LD Allen Branton and production designer John Calkins did just that. They envisioned using High End Systems’ new Catalyst® Version 3 media servers and DL1™ digital light fixture as tools to create a virtual set when designing the production for the Radio Music Awards. Airing Oct. 27 on NBC-TV live from Las Vegas, the show celebrated hot music on the nation’s airwaves. Digital media gave them the flexibility they needed to change the look of the set from one artist to another.
Photo: Kevin Lawson
Christian Choi, lighting director and Catalyst visual effects producer, was pleased to use the new Catalyst Version 3 software in the show. “It gets me excited just talking about it,” he says. “It's is a quantum leap over Version 1.2. It’s incredible what you can do with this software. Functionality has exponentially increased and all of the effects channels were so brilliantly conceived that it really marries technology to art. This was a living, breathing Catalyst set.”
Photo: Kevin Lawson
A main difference in the new Catalyst Version 3 software is the ability to use four layers and cross-fade between them all. "This feature is an invaluable tool," Choi says. "In the video world, everybody wants dissolves, and Catalyst Version 3 gives you that ability,” he explains. “It enables you to do play with multiple layers at once and masking out different parts of that layer and using up to four videos at once, playing behind each other. That’s really a cool thing to do, because it allows you to recycle old art into new art.”
Choi says the software was completely "bullet proof--very reliable.
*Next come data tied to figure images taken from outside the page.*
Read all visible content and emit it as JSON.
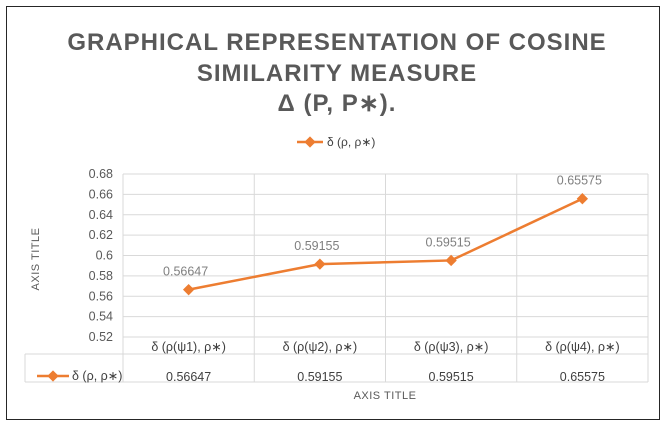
{
  "chart_data": {
    "type": "line",
    "title_lines": [
      "GRAPHICAL REPRESENTATION OF COSINE",
      "SIMILARITY MEASURE",
      "Δ (P, P∗)."
    ],
    "categories": [
      "δ (ρ(ψ1), ρ∗)",
      "δ (ρ(ψ2), ρ∗)",
      "δ (ρ(ψ3), ρ∗)",
      "δ (ρ(ψ4), ρ∗)"
    ],
    "series": [
      {
        "name": "δ (ρ, ρ∗)",
        "values": [
          0.56647,
          0.59155,
          0.59515,
          0.65575
        ],
        "labels": [
          "0.56647",
          "0.59155",
          "0.59515",
          "0.65575"
        ]
      }
    ],
    "ylim": [
      0.52,
      0.68
    ],
    "yticks": [
      "0.52",
      "0.54",
      "0.56",
      "0.58",
      "0.6",
      "0.62",
      "0.64",
      "0.66",
      "0.68"
    ],
    "xlabel": "AXIS TITLE",
    "ylabel": "AXIS TITLE",
    "legend_position": "top",
    "data_table": true,
    "color": "#ed7d31"
  }
}
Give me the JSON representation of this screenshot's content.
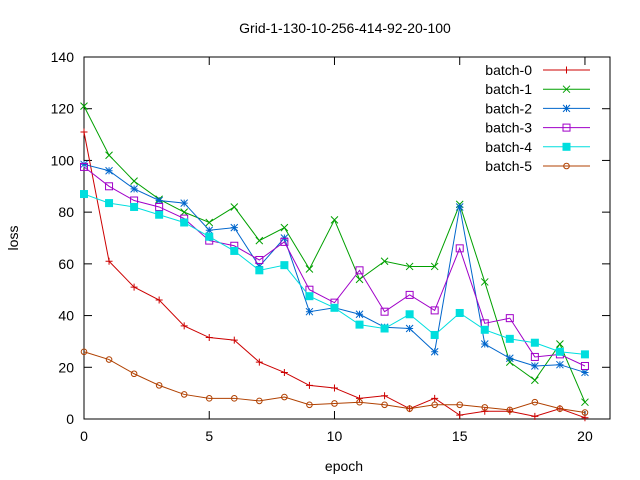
{
  "chart_data": {
    "type": "line",
    "title": "Grid-1-130-10-256-414-92-20-100",
    "xlabel": "epoch",
    "ylabel": "loss",
    "xlim": [
      0,
      21
    ],
    "ylim": [
      0,
      140
    ],
    "xticks": [
      0,
      5,
      10,
      15,
      20
    ],
    "yticks": [
      0,
      20,
      40,
      60,
      80,
      100,
      120,
      140
    ],
    "grid": false,
    "legend_position": "top-right",
    "x": [
      0,
      1,
      2,
      3,
      4,
      5,
      6,
      7,
      8,
      9,
      10,
      11,
      12,
      13,
      14,
      15,
      16,
      17,
      18,
      19,
      20
    ],
    "series": [
      {
        "name": "batch-0",
        "color": "#cc0000",
        "marker": "plus",
        "values": [
          111,
          61,
          51,
          46,
          36,
          31.5,
          30.5,
          22,
          18,
          13,
          12,
          8,
          9,
          4,
          8,
          1.5,
          3,
          3,
          1,
          4,
          0.5
        ]
      },
      {
        "name": "batch-1",
        "color": "#00a000",
        "marker": "cross",
        "values": [
          121,
          102,
          92,
          85,
          80,
          76,
          82,
          69,
          74,
          58,
          77,
          54,
          61,
          59,
          59,
          83,
          53,
          22,
          15,
          29,
          6.5
        ]
      },
      {
        "name": "batch-2",
        "color": "#0066cc",
        "marker": "star",
        "values": [
          98.5,
          96,
          89,
          84.5,
          83.5,
          73,
          74,
          59,
          70,
          41.5,
          43,
          40.5,
          35.5,
          35,
          26,
          82,
          29,
          23.5,
          20.5,
          21,
          18
        ]
      },
      {
        "name": "batch-3",
        "color": "#a000c8",
        "marker": "square",
        "values": [
          97.5,
          90,
          84.5,
          82,
          77.5,
          69,
          67,
          61.5,
          68.5,
          50,
          45,
          57.5,
          41.5,
          48,
          42,
          66,
          37,
          39,
          24,
          25,
          20.5
        ]
      },
      {
        "name": "batch-4",
        "color": "#00dede",
        "marker": "filled-square",
        "values": [
          87,
          83.5,
          82,
          79,
          76,
          70.5,
          65,
          57.5,
          59.5,
          47.5,
          43,
          36.5,
          35,
          40.5,
          32.5,
          41,
          34.5,
          31,
          29.5,
          26,
          25
        ]
      },
      {
        "name": "batch-5",
        "color": "#b04000",
        "marker": "circle",
        "values": [
          26,
          23,
          17.5,
          13,
          9.5,
          8,
          8,
          7,
          8.5,
          5.5,
          6,
          6.5,
          5.5,
          4,
          5.5,
          5.5,
          4.5,
          3.5,
          6.5,
          4,
          2.5
        ]
      }
    ]
  }
}
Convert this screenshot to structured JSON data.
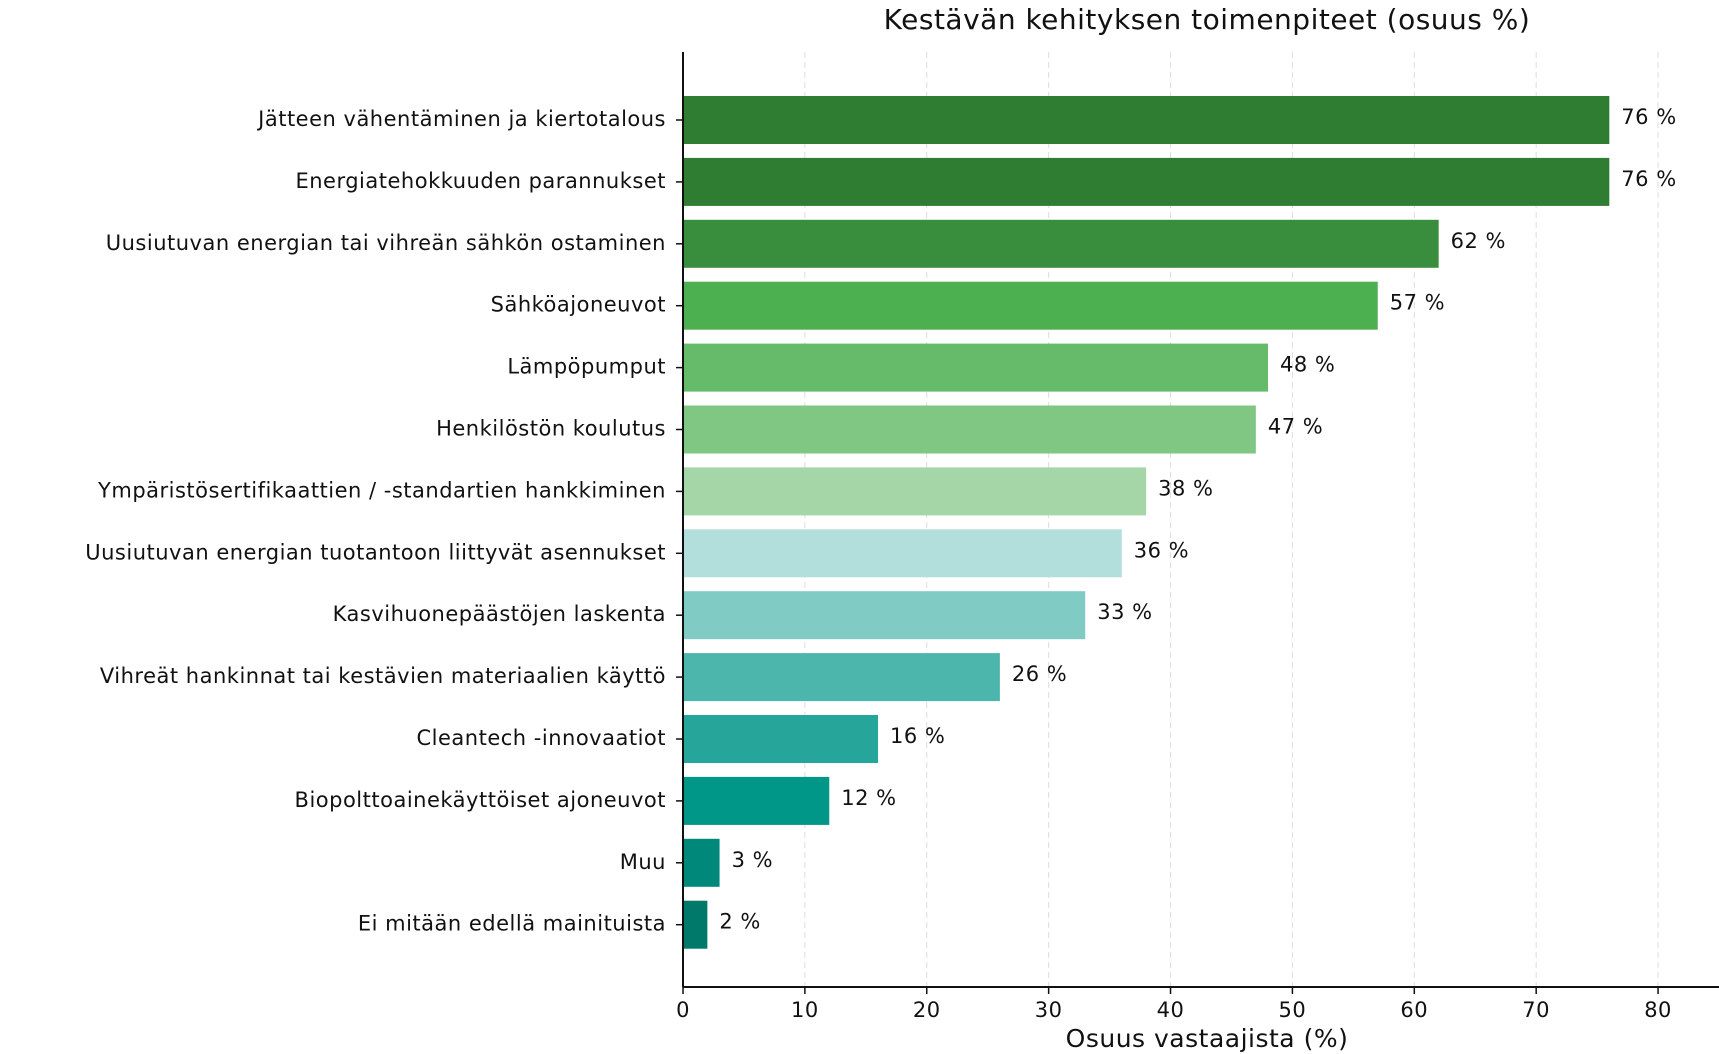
{
  "chart_data": {
    "type": "hbar",
    "title": "Kestävän kehityksen toimenpiteet (osuus %)",
    "x_label": "Osuus vastaajista (%)",
    "categories": [
      "Jätteen vähentäminen ja kiertotalous",
      "Energiatehokkuuden parannukset",
      "Uusiutuvan energian tai vihreän sähkön ostaminen",
      "Sähköajoneuvot",
      "Lämpöpumput",
      "Henkilöstön koulutus",
      "Ympäristösertifikaattien / -standartien hankkiminen",
      "Uusiutuvan energian tuotantoon liittyvät asennukset",
      "Kasvihuonepäästöjen laskenta",
      "Vihreät hankinnat tai kestävien materiaalien käyttö",
      "Cleantech -innovaatiot",
      "Biopolttoainekäyttöiset ajoneuvot",
      "Muu",
      "Ei mitään edellä mainituista"
    ],
    "values": [
      76,
      76,
      62,
      57,
      48,
      47,
      38,
      36,
      33,
      26,
      16,
      12,
      3,
      2
    ],
    "value_labels": [
      "76 %",
      "76 %",
      "62 %",
      "57 %",
      "48 %",
      "47 %",
      "38 %",
      "36 %",
      "33 %",
      "26 %",
      "16 %",
      "12 %",
      "3 %",
      "2 %"
    ],
    "colors": [
      "#2e7d32",
      "#2e7d32",
      "#388e3c",
      "#4caf50",
      "#66bb6a",
      "#81c784",
      "#a5d6a7",
      "#b2dfdb",
      "#80cbc4",
      "#4db6ac",
      "#26a69a",
      "#009688",
      "#00897b",
      "#00796b"
    ],
    "xlim": [
      0,
      85
    ],
    "xticks": [
      0,
      10,
      20,
      30,
      40,
      50,
      60,
      70,
      80
    ],
    "grid": true
  }
}
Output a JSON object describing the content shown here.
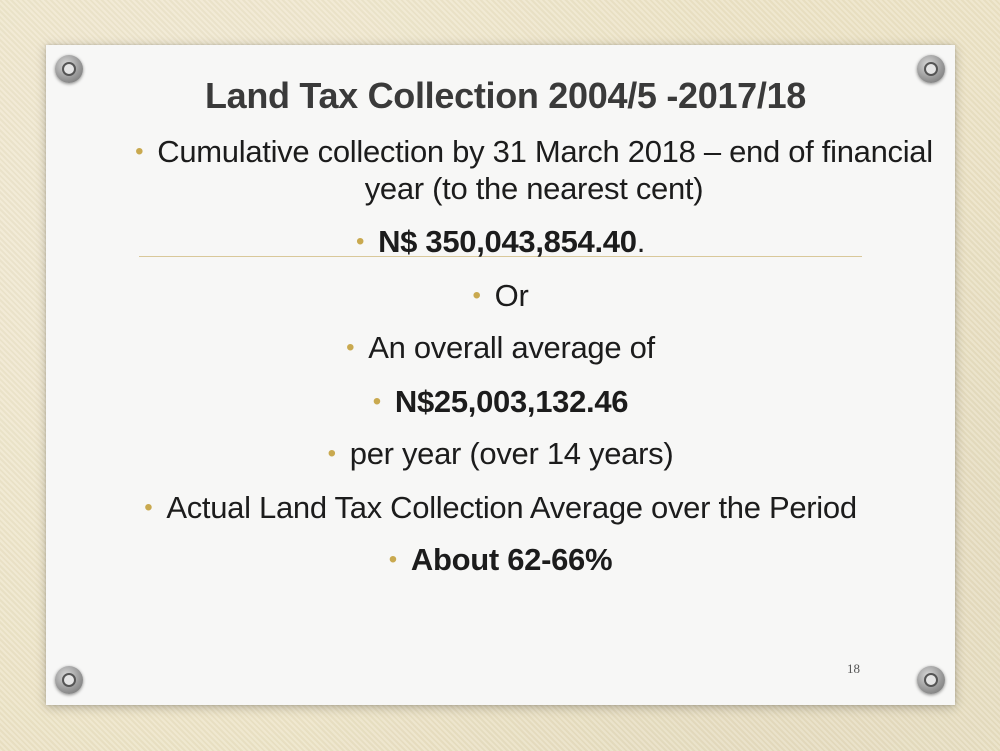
{
  "slide": {
    "title": "Land Tax Collection 2004/5 -2017/18",
    "bullets": [
      {
        "text": "Cumulative collection by 31 March 2018 – end of financial",
        "text2": "year (to the nearest cent)"
      },
      {
        "text": "N$ 350,043,854.40",
        "suffix": "."
      },
      {
        "text": "Or"
      },
      {
        "text": "An overall average of"
      },
      {
        "text": "N$25,003,132.46"
      },
      {
        "text": "per year (over 14 years)"
      },
      {
        "text": "Actual Land Tax Collection Average over the Period"
      },
      {
        "text": "About 62-66%"
      }
    ],
    "page_number": "18",
    "bullet_symbol": "•",
    "accent_color": "#c9a94f"
  }
}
I put it through some paces, and pushed the limits on it and it held up great during the show.”
Following suggestions from Branton and Calkins, Choi shot most of the show’s video content, focusing on closeups of movie props, metal pieces, odd industrial structures, control panels, speakers, more. He then edited it and applied some effects on it, using dissolves, making it different colors or using the 3D effects. Christian Sariol handled the graphic content, which ran on its own or layered with video for some great effects.
The set featured three screens, with projectors rear-projecting behind each--all provided by American High Def. Behind each screen were the Catalyst Media Servers. Six DL1s, also outfitted with Version 3 software, added effects on the front truss behind the presenters.
VLPS provided lighting, including 26 HES Studio Color® 575s in the assorted moving light package. They also supplied the Wholehog® II console, Catalyst Media Servers, VLPS Content Library and production services. HES supplied DL1s.
“This was a landmark event, a real joint venture," Choi notes. "It was a great display of teamwork amongst all parties.”